Existing lunar rover simulators struggle to simultaneously achieve high visual fidelity and physically accurate terrain interaction, limiting comprehensive replication of lunar surface conditions. This work proposes a real-time simulation framework that integrates a data-driven terramechanics model with high-fidelity visualization. A regression model, trained on full-vehicle and single-wheel experimental and simulation data, accurately predicts wheel slip and sinkage under both steady-state and dynamic conditions. Furthermore, the method enhances terrain deformation and rut-rendering algorithms to produce interactions that are both physically plausible and visually realistic. Validated on both flat terrain and slopes up to 20°, the approach faithfully reproduces wheel–terrain coupling behaviors and has been empirically verified to meet the demands of real-time, high-fidelity lunar rover simulation.

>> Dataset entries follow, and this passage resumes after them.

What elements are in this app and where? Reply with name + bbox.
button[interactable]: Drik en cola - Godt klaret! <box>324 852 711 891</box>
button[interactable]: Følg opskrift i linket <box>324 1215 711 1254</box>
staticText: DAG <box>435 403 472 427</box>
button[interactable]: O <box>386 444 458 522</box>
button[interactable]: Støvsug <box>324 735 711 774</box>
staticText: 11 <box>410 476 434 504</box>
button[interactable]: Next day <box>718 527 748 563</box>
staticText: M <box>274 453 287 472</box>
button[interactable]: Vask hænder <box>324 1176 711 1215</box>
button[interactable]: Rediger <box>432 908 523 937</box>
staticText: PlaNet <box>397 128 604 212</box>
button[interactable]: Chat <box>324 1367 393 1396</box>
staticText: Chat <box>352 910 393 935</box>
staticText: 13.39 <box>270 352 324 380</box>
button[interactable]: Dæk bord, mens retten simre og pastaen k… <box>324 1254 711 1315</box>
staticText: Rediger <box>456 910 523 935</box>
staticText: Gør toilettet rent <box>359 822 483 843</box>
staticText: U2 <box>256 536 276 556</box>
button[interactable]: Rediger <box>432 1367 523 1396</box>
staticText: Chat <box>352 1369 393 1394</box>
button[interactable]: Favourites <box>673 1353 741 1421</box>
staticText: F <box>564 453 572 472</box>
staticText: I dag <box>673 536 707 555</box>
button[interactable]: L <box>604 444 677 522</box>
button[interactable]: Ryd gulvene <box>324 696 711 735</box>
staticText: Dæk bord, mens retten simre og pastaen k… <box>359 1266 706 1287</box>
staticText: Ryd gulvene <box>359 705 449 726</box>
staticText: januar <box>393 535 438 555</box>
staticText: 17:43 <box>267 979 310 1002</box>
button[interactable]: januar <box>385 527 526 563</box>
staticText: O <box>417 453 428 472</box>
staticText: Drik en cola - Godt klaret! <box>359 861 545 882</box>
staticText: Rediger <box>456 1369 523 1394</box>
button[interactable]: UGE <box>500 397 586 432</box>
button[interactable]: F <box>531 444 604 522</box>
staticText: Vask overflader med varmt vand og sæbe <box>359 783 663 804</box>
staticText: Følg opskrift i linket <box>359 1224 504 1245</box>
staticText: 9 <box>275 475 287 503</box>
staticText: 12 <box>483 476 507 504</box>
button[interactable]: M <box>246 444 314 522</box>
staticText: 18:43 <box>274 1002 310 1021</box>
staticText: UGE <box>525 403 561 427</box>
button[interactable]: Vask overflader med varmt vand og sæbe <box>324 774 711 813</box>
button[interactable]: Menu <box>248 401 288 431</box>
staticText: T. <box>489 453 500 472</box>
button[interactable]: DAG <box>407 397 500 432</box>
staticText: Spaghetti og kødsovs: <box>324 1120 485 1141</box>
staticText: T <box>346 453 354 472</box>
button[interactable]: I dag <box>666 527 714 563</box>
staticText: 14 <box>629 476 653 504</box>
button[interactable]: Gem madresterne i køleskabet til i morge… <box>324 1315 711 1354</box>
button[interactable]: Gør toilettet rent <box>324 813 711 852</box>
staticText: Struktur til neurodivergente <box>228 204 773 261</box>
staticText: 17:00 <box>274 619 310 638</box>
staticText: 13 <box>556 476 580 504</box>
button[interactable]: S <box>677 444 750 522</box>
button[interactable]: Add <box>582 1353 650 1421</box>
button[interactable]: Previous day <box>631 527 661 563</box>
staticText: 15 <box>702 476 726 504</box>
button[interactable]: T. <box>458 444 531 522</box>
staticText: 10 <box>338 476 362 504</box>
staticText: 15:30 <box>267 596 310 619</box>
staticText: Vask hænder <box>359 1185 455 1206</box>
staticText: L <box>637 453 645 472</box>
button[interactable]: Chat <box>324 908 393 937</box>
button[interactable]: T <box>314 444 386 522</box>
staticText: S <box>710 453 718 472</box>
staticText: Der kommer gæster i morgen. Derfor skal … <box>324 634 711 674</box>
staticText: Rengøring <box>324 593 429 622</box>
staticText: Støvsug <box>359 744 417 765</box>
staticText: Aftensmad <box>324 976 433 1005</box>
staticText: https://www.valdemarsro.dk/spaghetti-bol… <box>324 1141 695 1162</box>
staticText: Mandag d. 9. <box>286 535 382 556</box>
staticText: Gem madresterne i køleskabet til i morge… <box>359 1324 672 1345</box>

High-fidelity simulators for the lunar surface provide a digital environment for extensive testing of rover operations and mission planning. However, current simulators focus on either visual realism or physical accuracy, which limits their capability to replicate lunar conditions comprehensively. This work addresses that gap by combining high visual fidelity with realistic terrain interaction for a realistic representation of rovers on the lunar surface. Because direct simulation of wheel-soil interactions is computationally expensive, a data-driven approach was adopted, using regression models for slip and sinkage from data collected in both full-rover and single-wheel experiments and simulations. The resulting regression-based terramechanics model accurately reproduced steady-state and dynamic slip, as well as sinkage behavior, on flat terrain and slopes up to 20 degrees, with validation against field test results. Additionally, improvements were made to enhance the realism of terrain deformation and wheel trace visualization. This method supports real-time applications that require physically plausible terrain response alongside high visual fidelity.